いまや「リンガ・フランカ」たる英語と、自分の母語である日本語を同列には論じられませんが、私は外国へ旅行してその土地のレストランに入って、日本語で応対されたら著しくがっかりしますねえ。観光地などでも片言の日本語で「ヤスイヨ、ヤスイヨ」などと話しかけられることがありますけど、あれほど憤ろしいものはありません。なんでお金を費やしてわざわざ日本から遠く離れた場所までやってきて、奇妙な日本語を聞かされなきゃならんのかと。ま、観光地ってのはそういう場所ですから行かなきゃいいんですけど(実際、私は観光名所にはできるだけ行かないようにしています)。

以前にも書いたことがありますが、こういった「おもてなし」の発想は、いまから半世紀以上前の1964年、前回の東京オリンピックが開催された時に展開され、その後も続けられてきた「グッドウィル・ガイド(善意通訳普及運動)」と同根のものです。そのボランティア精神やよし。もちろん参加されている方の誠意や熱意を疑うものでもありません。でも私は、なぜここで逆に海外の方に日本語を話してもらおう、学んでもらおうという発想にならないのかな、と思うのです。

これは言語学者鈴木孝夫氏らが主張されてきたことですけど、日本に行ったら簡単な日本語くらい話せないとね、とか、日本のお寿司屋さんで日本語で注文してみたいな、とか、そういうふうに思ってもらえる方向にヒト・モノ・カネのリソースを割けないものでしょうか。あと「ガイジンさん=英語」という思い込みも、よく考えてみれば少々雑駁にすぎるのではないかと。

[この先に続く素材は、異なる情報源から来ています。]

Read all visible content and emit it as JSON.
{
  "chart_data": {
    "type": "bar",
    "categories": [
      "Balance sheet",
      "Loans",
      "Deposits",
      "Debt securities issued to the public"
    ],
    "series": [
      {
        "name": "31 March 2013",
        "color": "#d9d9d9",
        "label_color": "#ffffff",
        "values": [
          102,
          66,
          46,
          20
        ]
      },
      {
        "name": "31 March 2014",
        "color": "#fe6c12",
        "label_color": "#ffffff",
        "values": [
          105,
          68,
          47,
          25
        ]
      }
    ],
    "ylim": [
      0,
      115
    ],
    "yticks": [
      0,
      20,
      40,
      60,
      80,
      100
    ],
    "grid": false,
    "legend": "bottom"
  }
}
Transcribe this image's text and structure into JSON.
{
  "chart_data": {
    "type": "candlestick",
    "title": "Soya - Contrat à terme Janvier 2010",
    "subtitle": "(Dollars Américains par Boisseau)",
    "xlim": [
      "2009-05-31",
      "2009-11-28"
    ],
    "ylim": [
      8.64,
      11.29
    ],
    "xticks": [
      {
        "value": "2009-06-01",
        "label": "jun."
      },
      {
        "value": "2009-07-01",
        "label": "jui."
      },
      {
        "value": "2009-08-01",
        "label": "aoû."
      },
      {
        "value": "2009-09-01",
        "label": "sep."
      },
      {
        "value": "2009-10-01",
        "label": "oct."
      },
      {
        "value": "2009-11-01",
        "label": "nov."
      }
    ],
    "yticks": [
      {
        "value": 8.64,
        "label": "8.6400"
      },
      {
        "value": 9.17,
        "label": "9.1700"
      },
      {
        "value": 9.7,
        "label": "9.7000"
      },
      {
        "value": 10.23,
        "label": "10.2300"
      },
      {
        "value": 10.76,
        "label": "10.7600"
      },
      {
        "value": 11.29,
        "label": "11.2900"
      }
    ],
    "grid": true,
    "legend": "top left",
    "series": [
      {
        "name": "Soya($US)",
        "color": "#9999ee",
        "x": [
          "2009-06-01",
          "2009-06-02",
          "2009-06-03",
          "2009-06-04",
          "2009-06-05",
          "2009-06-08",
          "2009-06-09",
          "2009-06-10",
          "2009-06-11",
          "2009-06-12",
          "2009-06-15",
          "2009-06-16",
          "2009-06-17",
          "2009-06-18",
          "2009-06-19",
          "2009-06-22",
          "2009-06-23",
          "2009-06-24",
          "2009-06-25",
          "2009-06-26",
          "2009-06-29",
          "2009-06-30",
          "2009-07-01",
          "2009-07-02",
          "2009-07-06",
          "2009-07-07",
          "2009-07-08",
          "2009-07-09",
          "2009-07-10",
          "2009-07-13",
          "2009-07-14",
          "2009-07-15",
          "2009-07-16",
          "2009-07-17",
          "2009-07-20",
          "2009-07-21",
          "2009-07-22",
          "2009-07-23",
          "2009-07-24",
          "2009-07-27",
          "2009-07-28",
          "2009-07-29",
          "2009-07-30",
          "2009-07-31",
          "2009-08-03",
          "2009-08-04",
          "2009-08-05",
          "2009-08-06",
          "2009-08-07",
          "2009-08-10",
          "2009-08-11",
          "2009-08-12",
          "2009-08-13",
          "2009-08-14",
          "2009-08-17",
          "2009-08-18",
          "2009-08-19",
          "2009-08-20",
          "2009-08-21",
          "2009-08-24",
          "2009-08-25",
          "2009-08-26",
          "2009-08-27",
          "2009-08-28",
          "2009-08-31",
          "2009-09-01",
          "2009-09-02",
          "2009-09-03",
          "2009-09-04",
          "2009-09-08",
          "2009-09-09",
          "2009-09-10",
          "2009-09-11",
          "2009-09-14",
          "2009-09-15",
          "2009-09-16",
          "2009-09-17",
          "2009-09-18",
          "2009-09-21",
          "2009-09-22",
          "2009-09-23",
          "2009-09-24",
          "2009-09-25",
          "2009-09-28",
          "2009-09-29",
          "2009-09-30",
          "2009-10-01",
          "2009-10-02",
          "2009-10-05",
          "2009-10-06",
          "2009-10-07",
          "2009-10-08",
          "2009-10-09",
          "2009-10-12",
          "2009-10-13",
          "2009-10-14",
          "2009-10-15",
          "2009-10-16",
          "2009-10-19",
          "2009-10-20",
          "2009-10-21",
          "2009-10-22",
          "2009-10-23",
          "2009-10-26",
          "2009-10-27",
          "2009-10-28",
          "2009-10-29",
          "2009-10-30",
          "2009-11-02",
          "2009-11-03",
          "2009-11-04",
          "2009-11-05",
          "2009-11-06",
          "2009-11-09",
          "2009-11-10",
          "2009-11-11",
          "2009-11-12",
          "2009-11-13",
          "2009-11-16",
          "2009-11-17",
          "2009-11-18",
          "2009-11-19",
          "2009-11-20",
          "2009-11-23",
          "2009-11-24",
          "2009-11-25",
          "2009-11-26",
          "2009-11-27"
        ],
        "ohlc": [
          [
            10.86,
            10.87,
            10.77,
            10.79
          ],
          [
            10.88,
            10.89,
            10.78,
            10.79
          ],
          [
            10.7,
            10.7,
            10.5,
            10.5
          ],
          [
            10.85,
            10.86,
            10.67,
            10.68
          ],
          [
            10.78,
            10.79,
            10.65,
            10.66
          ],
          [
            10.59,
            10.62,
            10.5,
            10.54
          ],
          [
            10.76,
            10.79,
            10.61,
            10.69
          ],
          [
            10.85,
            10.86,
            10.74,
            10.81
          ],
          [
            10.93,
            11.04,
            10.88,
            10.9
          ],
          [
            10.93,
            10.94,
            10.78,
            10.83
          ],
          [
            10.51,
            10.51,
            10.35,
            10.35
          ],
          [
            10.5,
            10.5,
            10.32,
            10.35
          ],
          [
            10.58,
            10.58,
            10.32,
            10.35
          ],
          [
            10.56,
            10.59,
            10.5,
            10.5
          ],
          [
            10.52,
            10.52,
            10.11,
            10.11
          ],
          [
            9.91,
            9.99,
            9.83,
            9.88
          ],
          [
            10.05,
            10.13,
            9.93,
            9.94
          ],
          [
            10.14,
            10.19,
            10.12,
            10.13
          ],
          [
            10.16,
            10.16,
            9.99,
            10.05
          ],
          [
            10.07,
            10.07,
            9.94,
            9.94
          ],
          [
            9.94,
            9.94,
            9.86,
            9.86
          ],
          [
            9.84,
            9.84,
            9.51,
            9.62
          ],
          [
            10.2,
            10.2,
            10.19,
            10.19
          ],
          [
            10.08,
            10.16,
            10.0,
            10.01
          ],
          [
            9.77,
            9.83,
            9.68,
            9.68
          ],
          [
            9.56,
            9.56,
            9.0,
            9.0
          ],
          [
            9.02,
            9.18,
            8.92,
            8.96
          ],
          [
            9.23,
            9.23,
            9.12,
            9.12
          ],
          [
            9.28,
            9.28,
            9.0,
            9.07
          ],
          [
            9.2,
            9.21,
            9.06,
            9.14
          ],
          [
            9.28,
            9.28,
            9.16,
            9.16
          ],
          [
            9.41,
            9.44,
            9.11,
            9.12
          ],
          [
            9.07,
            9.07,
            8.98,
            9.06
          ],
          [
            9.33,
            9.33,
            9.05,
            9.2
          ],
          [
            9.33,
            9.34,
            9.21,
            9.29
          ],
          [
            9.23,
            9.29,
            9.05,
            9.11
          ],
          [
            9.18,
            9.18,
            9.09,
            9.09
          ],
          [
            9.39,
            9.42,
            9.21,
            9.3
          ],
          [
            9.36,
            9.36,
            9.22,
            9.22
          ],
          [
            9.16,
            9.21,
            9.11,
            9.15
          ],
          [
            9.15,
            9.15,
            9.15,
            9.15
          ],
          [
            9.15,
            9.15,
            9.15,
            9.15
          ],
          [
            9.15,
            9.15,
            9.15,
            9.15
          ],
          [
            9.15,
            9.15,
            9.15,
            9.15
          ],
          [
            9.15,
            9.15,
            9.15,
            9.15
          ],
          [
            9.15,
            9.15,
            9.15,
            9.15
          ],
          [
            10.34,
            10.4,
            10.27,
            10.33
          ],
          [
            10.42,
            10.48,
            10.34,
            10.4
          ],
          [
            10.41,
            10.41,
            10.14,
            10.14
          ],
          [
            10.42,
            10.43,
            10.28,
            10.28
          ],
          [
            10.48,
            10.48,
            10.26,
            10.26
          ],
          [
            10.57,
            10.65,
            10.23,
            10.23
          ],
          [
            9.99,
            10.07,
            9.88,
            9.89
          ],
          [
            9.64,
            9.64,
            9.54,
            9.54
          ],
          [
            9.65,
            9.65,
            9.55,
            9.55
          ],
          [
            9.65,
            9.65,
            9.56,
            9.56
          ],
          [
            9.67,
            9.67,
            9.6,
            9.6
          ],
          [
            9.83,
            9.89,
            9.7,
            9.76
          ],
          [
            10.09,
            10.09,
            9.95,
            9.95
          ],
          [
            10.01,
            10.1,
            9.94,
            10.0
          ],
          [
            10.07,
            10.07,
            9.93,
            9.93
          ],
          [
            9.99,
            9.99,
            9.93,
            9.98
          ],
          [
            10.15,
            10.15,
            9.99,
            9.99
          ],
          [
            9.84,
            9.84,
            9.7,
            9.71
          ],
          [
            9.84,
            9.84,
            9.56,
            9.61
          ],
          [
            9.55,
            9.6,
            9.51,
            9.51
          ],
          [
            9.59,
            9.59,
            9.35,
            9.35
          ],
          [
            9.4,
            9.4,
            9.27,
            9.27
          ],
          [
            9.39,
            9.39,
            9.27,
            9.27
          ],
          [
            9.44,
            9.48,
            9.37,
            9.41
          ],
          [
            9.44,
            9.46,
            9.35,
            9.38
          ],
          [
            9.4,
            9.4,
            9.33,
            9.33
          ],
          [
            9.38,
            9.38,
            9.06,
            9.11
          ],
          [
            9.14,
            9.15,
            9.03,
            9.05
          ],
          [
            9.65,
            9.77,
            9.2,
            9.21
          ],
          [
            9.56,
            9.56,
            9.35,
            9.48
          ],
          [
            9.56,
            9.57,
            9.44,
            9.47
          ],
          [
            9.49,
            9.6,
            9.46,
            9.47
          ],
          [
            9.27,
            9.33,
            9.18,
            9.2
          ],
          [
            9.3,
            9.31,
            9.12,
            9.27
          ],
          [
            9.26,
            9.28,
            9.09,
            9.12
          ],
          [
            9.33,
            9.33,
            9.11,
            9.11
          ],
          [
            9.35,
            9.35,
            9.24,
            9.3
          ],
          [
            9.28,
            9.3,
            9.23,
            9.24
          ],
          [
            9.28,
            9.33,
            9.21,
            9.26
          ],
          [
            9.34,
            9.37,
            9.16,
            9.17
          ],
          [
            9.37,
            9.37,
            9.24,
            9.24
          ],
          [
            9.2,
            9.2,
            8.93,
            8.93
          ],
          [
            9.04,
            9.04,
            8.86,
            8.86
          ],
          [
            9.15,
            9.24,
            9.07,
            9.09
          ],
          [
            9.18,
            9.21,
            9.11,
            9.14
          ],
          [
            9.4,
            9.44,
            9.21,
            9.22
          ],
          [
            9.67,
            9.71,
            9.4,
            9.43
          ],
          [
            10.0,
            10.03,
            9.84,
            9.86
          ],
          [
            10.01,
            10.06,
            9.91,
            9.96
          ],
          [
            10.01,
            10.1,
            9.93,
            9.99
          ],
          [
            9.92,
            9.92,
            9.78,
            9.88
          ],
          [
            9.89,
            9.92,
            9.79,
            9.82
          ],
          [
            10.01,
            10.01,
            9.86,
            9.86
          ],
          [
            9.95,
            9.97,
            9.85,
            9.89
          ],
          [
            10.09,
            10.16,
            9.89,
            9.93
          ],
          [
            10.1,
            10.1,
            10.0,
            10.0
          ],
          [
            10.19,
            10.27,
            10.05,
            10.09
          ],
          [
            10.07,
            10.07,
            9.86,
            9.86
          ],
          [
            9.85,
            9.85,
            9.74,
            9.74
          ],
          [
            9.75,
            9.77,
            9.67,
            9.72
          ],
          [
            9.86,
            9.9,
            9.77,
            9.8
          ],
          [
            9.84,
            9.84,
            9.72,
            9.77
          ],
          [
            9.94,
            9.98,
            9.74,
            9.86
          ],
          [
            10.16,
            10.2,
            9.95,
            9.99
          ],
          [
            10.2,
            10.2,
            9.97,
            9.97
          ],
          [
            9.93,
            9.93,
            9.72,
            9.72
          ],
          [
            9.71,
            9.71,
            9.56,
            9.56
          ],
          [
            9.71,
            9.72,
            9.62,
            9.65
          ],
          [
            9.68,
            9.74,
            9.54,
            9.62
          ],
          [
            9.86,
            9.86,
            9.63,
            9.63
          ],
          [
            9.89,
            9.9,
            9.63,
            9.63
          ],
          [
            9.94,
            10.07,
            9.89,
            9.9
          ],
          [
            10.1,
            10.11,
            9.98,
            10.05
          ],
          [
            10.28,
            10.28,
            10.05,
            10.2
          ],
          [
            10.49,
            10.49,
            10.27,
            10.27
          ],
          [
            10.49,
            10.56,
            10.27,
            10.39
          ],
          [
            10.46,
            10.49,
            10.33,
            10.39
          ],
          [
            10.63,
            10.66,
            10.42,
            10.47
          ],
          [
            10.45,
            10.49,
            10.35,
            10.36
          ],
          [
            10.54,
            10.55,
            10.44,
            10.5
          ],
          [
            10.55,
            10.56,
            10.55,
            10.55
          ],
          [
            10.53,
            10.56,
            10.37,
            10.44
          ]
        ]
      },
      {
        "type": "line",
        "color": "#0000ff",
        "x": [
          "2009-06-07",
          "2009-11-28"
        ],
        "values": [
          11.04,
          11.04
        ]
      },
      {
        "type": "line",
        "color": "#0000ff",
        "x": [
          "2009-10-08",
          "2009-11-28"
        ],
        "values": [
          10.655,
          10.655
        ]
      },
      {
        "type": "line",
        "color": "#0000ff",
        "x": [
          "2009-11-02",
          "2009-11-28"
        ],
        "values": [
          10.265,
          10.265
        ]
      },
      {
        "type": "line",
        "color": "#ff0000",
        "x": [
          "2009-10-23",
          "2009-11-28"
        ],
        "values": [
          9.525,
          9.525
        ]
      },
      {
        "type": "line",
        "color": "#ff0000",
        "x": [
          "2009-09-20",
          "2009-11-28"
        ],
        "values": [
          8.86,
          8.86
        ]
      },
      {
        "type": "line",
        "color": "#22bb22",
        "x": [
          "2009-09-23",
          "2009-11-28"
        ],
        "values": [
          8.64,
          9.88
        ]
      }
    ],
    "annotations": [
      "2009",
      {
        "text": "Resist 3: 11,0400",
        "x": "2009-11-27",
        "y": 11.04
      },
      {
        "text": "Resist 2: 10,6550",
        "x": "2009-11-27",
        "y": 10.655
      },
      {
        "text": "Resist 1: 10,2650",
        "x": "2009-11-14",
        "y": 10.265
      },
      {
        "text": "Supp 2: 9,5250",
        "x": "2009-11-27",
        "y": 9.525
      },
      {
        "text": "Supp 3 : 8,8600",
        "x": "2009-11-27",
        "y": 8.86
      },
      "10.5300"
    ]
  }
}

私だって、例えばヨーロッパに行けば結局英語でのコミュニケーションに頼らざるを得ないんですから、あまり御大層なことは言えません。それでも、英語がほぼ通じない田舎の食堂などで、現地の言葉を急ごしらえで覚えて注文して、それが通じた時の感動は深く胸に刻まれています。全国民こぞってオリパラのために英語を学ぼう! もいいですけど、どうせならそこからもう一歩進んで、日本語を覚えてもらおう!そのために英語を媒介として使う……というような、日本語愛に満ちた運動こそ広がってほしいなと「みずほ銀行」のCMを見て思いました。

なにせ日本語は、話者の数が世界でも十本の指に入る「巨大言語」なんですから、もっと自信を持っていいんじゃないかと。もっともその話者のほとんどがこの島国にギュッと凝縮されているというのがまた面白くも悩ましいところではあるのですが。